Tory Sampson presents

Date: 

Thursday, April 11, 2024, 1:30pm to 3:00pm

Location: 

2 Arrow Street, Room 420

Here is the abstract of Tory's work:

Nominalizing reduplication has been proposed to be a morphophonological process wherein a verb’s movement is reduplicated to procure a nominal meaning (Supalla & Newport 1978, Abner 2013). However, this process is largely unpredictable, and the construal of a morphological process leads researchers to analyze nominal signs through the lens of their verbal counterparts, which excludes repeated-movement nominals without a clear verbal pair like FATHER and APPLE. It remains unclear how and why repetition of movement arises in certain nominal signs, and not others; this suggests that there are other effects at work. Operating on the previously unstated assumption that a majority of nominal signs stem from verbs in sign languages, I inquire into the broad demarcations for the categorization of nominal signs and propose some possible processes that led to the current landscape of nominal forms in American Sign Language (ASL).
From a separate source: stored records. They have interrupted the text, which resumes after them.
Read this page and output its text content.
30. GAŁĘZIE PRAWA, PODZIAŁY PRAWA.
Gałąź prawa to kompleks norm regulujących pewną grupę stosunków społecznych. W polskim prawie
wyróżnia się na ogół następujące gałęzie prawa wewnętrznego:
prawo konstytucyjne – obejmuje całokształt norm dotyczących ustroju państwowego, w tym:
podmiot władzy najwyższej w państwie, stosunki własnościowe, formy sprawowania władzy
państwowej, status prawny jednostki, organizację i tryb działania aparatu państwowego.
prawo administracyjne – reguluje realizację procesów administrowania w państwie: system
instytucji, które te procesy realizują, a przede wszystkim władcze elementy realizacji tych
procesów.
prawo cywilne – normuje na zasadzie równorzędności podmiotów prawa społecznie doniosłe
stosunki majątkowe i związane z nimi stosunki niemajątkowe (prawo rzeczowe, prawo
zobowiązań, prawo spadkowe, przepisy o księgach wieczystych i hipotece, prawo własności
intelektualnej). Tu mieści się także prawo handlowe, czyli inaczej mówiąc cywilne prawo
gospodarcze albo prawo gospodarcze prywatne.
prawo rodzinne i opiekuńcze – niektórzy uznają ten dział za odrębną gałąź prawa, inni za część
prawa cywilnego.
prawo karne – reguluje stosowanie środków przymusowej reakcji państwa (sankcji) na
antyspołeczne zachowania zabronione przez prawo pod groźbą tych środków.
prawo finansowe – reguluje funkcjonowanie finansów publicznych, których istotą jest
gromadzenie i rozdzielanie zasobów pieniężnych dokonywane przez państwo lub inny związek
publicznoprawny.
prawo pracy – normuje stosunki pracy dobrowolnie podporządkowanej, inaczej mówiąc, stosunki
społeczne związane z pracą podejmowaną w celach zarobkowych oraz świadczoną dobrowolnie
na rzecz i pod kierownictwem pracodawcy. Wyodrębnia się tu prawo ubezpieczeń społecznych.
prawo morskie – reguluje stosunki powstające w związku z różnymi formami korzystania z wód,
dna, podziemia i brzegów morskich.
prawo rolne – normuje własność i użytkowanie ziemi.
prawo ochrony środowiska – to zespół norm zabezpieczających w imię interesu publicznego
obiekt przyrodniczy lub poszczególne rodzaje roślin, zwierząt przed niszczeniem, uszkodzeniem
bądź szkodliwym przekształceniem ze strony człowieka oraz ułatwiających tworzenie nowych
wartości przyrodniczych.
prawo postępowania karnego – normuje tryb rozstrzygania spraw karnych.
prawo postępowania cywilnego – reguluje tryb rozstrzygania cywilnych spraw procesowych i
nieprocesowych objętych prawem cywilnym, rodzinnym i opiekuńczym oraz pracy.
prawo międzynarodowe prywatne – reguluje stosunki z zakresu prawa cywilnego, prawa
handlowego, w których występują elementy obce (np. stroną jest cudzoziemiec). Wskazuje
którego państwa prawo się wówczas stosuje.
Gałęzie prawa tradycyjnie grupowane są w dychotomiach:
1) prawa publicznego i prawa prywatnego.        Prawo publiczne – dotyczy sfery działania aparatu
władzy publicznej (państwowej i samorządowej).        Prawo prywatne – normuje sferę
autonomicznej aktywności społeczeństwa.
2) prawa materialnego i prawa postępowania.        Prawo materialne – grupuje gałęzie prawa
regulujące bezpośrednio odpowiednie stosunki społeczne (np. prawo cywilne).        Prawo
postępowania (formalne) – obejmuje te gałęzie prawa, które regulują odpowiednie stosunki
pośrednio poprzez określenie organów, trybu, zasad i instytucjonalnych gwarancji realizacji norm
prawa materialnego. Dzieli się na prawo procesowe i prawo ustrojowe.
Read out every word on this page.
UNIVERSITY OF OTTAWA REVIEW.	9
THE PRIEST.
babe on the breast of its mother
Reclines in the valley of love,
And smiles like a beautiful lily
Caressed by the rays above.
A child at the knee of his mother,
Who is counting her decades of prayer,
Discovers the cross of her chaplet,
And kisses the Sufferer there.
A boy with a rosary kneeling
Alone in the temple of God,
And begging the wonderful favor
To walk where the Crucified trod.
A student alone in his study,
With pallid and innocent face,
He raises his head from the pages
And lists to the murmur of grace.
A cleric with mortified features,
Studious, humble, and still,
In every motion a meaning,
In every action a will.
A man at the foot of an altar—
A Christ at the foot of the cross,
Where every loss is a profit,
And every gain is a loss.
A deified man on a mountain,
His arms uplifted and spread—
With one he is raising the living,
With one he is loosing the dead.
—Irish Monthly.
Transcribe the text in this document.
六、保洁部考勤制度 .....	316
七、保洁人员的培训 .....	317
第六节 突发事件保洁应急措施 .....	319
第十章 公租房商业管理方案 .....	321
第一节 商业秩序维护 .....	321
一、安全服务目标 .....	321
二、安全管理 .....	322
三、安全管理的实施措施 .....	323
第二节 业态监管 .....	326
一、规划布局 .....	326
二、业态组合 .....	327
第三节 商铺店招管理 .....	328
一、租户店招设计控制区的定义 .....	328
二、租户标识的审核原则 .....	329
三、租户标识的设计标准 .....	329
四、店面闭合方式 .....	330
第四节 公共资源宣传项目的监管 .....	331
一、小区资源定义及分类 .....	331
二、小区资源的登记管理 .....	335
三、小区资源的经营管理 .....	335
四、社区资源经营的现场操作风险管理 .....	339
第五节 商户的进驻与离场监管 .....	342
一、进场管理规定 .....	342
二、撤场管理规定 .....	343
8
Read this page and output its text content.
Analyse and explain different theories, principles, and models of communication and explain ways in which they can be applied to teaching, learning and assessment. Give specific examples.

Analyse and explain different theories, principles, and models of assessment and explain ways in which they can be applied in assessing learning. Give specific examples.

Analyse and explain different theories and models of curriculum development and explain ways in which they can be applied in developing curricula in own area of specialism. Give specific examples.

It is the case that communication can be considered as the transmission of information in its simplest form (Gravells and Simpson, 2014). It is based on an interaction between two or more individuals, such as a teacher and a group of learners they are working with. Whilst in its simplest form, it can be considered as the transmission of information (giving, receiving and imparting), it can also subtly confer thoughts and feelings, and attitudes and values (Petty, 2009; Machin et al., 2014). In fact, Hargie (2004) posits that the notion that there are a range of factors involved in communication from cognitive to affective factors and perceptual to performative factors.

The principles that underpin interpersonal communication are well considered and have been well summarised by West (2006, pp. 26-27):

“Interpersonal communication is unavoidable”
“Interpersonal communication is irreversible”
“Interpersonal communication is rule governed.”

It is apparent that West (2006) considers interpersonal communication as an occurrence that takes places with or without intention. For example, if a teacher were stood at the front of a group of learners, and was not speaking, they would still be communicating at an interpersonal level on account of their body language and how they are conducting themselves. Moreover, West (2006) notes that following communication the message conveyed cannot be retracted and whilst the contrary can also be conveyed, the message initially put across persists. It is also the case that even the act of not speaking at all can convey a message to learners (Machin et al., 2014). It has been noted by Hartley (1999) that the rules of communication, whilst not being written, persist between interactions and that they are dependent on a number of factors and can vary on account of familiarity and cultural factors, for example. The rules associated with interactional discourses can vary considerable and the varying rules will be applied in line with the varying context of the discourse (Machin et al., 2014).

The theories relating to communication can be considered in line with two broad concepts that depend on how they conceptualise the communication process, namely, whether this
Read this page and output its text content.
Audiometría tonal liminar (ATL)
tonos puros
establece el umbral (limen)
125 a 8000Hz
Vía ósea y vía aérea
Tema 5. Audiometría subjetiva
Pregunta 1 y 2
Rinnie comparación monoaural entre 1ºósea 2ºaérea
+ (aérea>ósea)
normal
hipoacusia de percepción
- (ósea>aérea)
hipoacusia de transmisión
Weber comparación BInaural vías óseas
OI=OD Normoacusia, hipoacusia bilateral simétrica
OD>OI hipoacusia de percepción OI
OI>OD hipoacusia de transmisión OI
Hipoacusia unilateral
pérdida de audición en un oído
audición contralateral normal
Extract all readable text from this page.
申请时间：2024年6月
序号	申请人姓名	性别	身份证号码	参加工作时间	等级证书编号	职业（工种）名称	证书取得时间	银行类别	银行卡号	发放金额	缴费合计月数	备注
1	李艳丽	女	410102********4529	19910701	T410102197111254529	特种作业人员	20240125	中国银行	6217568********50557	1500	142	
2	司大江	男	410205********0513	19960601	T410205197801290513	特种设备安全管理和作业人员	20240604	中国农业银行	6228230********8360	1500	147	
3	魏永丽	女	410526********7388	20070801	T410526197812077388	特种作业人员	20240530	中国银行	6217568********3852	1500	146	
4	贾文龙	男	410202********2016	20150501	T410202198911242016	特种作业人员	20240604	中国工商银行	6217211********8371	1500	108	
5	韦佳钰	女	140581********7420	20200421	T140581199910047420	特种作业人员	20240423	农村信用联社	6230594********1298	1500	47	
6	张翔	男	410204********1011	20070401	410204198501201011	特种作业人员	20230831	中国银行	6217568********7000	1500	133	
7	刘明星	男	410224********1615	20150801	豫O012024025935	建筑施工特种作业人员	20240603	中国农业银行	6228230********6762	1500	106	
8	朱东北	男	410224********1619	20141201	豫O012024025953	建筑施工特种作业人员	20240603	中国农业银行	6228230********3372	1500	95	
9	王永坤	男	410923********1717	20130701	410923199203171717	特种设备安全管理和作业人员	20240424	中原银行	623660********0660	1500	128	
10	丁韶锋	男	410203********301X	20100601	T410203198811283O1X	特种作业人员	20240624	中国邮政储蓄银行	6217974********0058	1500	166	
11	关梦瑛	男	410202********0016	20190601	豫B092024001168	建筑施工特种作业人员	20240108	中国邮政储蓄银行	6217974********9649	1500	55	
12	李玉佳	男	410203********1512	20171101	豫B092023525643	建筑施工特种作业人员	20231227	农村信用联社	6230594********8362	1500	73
I find that, while there are some universal features in nominal signs such as having more distal and restrained movement, there is some variability in nominal signs along two dimensions: synchronic retrievability of their verbal counterpart and repetition of movement. Drawing upon data from emerging sign languages like early ASL in the 1910’s and Nicaraguan Sign Language (LSN), I also find several mechanisms that may have led to the collective construal regarding repetition of movement in nominal signs: the phonological reduction of aspect, the degree of human interaction, and the conceptual vacuum of two-movement forms.